This year has seen AI image generators go from abstract to photorealistic. In fact, AI-generated content has gone from barely usable to one of the most common forms of content on social media. Individuals and big brands alike have quickly adopted the technology across entertainment and advertising. The same can’t be said of generative video – yet. With their latest generative AI video model, stability AI aims to change this. Having built a stable (pun intended) foundation in AI art with Stable Diffusion, the diffusion models research firm Stability AI now sets its sights on text-to-video and image-to-video models with Stable Video Diffusion.
How to use Stable Video Diffusion – Text-to-video models SVD & SVD-XT
On November 21st, Stability AI announced Stable Video Diffusion, its “first foundation model for generative video based on the image model Stable Diffusion.”
Already showing results that compete with rival AI video generators Runway and Pika Labs, “this state-of-the-art generative AI video model represents a significant step” for generative artificial intelligence. The AI model research firm proudly states that its diverse open-source portfolio, spanning “across modalities including image, language, audio, 3D, and code… is a testament to Stability AI’s dedication to amplifying human intelligence.”
Leading closed models such as text-to-video platforms Runway and Pika Labs have offered different modalities to the Stable Diffusion model for several months, but now the two new AI models from Stability AI are “capable of generating 14 and 25 frames” per rendered file, “at customizable frame rates between 3 and 30 frames per second. At the time of release in their foundational form, through external evaluation, we have found these models surpass the leading closed models in user preference studies.”
The main difference between the SVD and SVD-XT models is their respective lengths and framerates. SVD-XT will be capable of longer video generations but will be more computationally expensive as a result.
Essential AI Tools
Video – The final frontier
Each mode of digital media (text, audio, image, and video) comes with a unique set of challenges to achieve the level of fidelity required for real-world commercial applications. That said, video has predictably become the final frontier of the four, with the greatest number of challenges and, as a result, will be the last form to be perfected.

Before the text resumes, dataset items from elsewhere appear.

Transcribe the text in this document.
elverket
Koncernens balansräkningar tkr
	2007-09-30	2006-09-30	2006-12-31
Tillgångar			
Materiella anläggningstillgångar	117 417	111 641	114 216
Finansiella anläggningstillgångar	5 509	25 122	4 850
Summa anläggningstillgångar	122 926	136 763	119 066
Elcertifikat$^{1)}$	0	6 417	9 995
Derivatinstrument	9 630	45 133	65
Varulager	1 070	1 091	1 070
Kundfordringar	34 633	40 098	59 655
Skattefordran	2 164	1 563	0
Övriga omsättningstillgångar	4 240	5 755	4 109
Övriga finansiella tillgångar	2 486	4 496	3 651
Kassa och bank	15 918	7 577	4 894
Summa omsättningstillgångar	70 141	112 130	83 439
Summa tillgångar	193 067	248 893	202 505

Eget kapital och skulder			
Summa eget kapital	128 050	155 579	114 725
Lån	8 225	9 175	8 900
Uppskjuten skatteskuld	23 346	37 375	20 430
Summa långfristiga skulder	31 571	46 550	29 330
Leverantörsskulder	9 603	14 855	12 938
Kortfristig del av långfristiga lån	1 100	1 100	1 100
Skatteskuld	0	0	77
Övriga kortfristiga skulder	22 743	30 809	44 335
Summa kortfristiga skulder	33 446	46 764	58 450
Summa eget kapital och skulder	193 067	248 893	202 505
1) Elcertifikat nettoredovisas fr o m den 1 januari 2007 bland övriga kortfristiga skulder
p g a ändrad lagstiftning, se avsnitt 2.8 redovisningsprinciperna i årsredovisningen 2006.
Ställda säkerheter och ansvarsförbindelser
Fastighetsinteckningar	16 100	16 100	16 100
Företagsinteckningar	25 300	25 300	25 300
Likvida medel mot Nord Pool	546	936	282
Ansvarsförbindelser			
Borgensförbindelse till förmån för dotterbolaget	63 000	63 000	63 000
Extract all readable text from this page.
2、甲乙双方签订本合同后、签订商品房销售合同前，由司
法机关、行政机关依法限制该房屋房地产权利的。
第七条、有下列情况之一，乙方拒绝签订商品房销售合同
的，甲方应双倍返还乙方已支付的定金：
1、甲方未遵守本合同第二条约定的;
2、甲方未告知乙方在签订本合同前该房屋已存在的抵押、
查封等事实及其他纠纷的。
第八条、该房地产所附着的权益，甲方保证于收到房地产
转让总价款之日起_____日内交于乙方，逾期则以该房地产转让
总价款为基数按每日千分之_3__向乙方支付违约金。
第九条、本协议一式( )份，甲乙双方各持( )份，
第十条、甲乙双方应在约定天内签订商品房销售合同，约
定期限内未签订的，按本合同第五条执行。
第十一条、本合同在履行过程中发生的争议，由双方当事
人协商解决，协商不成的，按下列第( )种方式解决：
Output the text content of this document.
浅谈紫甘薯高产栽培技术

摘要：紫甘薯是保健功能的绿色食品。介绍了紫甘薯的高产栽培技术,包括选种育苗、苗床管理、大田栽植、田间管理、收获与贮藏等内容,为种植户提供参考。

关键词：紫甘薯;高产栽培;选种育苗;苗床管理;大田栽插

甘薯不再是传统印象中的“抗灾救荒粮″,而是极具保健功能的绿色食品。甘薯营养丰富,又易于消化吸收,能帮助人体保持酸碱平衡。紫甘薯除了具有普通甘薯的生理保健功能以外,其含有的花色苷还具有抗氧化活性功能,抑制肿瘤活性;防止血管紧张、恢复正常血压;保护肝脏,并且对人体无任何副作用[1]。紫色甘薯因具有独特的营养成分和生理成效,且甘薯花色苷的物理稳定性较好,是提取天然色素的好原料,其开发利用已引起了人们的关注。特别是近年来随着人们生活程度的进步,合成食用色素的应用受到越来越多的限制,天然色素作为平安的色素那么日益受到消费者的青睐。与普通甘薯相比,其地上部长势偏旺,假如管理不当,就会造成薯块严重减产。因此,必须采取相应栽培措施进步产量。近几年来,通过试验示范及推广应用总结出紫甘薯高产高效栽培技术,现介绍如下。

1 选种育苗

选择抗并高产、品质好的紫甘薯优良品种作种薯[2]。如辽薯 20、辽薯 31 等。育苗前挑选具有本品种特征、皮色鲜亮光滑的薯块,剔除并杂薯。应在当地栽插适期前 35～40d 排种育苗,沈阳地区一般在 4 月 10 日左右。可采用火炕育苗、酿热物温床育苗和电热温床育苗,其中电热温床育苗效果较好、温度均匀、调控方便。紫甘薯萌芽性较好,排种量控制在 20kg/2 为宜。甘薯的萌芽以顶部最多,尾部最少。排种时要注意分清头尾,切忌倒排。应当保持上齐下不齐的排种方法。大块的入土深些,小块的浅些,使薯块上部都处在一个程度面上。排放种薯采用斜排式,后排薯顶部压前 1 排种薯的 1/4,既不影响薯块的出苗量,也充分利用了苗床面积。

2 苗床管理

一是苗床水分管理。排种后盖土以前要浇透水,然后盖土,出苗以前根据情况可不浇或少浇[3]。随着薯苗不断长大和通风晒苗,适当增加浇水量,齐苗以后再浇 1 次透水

Researchers developing this model explored three different model training techniques for video LDM (Logical Data Model) architecture: “text-to-image pretraining, video pretraining, and high-quality video fine-tuning.”
Further technical details can be found in the official research paper.
Where to use Stable Video Diffusion
It is currently in research preview, meaning you can’t use it just yet. You can however sign up for the waitlist for the “new upcoming web experience”.
Will the Stability AI video generator be open source?
Yes! The new AI video generator will be open-source. In fact, the code is already available to copy from Github, and those who wish to run the text-to-video interface locally can find the model weights on Hugging Face.